Para o presidente da Comissão de Direito Agrário e Questões do Agronegócio, Jeferson da Rocha, “trata-se de ação coordenada, cujo objetivo é desestabilizar a ordem pública”. O advogado sugeriu que as polícias Civil e Ambiental “investiguem a ocorrência de crimes e que a Justiça se pronuncie o mais breve possível, para reintegração de posse”.
Na Comissão de Direitos Humanos, o secretário-geral, Alexandre Botelho, defende o “movimento popular formado por um grupo heterogêneo, com inúmeras famílias, crianças, adolescentes, índios e estudantes, com diversas bandeiras de luta”. As reivindicações, pondera Botelho, “devem servir de alerta às autoridades”.

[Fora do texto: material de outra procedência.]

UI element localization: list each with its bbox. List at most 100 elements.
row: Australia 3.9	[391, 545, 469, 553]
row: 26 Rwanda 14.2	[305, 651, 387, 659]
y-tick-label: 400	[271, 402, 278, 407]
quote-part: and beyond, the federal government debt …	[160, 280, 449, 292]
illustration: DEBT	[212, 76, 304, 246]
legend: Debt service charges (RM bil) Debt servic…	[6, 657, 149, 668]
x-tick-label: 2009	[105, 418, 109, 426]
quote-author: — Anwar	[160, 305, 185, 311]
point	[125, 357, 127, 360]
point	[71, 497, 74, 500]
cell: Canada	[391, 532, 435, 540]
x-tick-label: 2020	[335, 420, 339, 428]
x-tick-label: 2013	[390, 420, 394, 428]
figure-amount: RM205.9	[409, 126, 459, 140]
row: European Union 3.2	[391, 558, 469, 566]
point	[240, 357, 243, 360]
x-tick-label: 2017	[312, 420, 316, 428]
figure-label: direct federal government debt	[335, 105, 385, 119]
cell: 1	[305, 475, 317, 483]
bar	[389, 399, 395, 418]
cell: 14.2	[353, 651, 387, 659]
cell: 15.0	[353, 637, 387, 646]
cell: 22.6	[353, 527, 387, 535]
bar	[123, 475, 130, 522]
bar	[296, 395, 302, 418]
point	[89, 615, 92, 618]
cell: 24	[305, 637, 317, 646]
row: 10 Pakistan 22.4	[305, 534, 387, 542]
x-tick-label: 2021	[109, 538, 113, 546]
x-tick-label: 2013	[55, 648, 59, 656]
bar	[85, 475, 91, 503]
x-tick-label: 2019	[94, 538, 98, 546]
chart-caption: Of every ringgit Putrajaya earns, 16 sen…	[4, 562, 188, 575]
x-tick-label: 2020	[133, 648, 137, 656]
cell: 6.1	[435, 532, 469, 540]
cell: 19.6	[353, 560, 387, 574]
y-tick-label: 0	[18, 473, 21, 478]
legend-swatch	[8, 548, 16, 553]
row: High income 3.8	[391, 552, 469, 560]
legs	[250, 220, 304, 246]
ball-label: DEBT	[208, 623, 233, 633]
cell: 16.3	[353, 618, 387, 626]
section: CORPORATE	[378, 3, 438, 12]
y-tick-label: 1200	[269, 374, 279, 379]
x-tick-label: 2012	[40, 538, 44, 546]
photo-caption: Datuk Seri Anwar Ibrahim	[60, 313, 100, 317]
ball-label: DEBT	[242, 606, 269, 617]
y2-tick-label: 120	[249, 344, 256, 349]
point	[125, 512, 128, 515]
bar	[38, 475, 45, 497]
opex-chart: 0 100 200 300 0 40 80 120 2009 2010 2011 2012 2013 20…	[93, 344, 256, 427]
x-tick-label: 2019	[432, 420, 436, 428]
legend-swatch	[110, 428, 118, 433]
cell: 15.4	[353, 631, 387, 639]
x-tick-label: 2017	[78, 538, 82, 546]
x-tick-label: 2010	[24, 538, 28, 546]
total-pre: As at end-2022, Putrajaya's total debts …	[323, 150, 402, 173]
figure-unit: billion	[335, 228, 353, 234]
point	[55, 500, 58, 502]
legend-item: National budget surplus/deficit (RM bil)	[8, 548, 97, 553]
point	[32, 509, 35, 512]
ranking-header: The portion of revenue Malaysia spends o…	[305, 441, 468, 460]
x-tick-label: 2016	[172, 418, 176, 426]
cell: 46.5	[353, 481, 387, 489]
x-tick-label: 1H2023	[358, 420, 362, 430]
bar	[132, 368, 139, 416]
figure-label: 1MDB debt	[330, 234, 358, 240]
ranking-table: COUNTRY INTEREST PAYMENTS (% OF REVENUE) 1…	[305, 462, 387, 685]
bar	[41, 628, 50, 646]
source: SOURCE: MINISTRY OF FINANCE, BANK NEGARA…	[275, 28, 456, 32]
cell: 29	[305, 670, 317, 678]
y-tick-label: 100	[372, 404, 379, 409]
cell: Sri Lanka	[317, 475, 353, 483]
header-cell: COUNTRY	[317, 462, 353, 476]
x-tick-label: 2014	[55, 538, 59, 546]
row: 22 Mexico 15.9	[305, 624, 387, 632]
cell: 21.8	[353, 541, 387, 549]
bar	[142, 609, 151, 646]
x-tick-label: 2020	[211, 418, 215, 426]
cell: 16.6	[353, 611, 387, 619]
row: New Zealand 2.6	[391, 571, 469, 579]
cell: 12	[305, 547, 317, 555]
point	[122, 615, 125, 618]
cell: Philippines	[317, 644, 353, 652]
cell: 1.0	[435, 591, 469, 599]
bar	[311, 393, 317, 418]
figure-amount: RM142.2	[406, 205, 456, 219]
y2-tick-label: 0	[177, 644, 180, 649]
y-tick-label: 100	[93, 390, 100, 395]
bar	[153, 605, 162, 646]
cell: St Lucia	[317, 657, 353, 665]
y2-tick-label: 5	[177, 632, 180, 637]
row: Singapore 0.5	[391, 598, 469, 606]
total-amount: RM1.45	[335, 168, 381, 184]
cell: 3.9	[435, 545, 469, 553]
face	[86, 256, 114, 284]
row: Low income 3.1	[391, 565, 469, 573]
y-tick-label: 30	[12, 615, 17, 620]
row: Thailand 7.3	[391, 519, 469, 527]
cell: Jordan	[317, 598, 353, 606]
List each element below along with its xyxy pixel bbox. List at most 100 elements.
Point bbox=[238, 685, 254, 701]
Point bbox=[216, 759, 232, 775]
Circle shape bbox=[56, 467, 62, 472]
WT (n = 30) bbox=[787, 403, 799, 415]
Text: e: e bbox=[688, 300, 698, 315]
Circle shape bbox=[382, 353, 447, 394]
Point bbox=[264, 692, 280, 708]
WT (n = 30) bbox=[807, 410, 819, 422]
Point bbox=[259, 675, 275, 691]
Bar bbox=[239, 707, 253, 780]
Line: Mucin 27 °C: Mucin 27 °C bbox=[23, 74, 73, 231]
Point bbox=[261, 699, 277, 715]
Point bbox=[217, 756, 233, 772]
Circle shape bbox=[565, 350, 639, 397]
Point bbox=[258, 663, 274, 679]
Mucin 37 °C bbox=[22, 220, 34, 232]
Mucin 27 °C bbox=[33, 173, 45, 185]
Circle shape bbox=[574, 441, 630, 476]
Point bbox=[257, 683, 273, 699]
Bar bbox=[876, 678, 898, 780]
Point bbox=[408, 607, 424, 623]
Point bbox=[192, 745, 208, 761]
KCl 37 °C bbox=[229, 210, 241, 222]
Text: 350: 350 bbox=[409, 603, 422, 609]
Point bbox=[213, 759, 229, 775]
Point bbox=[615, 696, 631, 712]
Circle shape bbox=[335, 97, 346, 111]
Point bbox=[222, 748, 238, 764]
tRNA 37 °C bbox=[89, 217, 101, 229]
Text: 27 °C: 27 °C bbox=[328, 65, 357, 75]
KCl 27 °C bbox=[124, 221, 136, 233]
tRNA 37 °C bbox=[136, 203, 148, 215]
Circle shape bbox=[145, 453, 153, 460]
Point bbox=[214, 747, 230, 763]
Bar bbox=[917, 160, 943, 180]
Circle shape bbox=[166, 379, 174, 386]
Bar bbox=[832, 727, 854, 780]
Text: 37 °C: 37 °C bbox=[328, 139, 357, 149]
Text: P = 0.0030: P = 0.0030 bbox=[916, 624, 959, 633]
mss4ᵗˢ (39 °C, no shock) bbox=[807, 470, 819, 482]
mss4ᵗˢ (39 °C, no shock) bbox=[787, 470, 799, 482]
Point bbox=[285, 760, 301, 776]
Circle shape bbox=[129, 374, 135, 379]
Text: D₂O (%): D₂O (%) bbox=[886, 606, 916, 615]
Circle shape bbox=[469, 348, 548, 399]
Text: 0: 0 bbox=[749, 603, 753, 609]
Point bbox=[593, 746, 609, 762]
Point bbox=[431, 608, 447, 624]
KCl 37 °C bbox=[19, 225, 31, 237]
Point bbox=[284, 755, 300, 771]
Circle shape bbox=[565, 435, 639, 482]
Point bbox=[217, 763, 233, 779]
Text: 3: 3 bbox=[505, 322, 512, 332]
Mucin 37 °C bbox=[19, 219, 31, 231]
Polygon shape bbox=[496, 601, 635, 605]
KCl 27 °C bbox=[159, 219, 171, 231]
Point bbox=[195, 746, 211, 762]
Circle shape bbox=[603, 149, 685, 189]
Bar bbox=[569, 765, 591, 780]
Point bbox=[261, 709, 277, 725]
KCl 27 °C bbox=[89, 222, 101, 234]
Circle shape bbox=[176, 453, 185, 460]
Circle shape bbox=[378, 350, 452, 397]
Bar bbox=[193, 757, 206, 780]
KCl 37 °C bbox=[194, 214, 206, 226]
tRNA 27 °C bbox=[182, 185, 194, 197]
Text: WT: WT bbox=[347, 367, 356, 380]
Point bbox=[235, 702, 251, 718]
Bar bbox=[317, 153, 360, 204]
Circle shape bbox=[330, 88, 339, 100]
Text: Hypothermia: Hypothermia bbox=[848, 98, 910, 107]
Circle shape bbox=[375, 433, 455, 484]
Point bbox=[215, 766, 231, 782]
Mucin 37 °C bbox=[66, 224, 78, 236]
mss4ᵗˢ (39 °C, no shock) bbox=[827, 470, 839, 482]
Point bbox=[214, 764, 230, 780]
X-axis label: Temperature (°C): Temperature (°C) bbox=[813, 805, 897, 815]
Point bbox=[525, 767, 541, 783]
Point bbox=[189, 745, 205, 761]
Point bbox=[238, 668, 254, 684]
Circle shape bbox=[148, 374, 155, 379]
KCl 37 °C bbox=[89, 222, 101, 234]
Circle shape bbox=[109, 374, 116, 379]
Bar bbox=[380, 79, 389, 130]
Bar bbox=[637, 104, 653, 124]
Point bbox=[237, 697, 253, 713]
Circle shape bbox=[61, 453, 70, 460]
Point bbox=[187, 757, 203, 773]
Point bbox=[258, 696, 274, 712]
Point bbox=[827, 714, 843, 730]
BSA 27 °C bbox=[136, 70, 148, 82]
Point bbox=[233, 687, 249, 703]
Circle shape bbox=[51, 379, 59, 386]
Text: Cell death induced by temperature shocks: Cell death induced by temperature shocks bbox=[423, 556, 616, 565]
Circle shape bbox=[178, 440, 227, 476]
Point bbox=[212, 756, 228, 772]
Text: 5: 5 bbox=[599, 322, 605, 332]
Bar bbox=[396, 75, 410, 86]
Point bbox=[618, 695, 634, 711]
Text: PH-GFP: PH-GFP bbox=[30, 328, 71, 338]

Centro de agronomia critica invasão
O Centro Acadêmico Livre de Agronomia da UFSC (Universidade Federal de Santa Catarina), citado pelos acampados como uma das entidades apoiadoras, nega participação no acampamento na Vargem Pequena. Segundo o secretário-geral, Eduardo Coelho, a entidade defende o direito constitucional de propriedade privada. “Apoiamos o cumprimento da lei, o proprietário paga IPTU (Imposto Predial e Territorial Urbano).
A participação de alunos de agronomia na mobilização no Norte da Ilha, de acordo com a nota do centro acadêmico da UFSC, é individual e ligada a outros movimentos e partidos políticos. “Mas a maioria dos estudantes na UFSC é contrária à ocupação”, reafirma Coelho.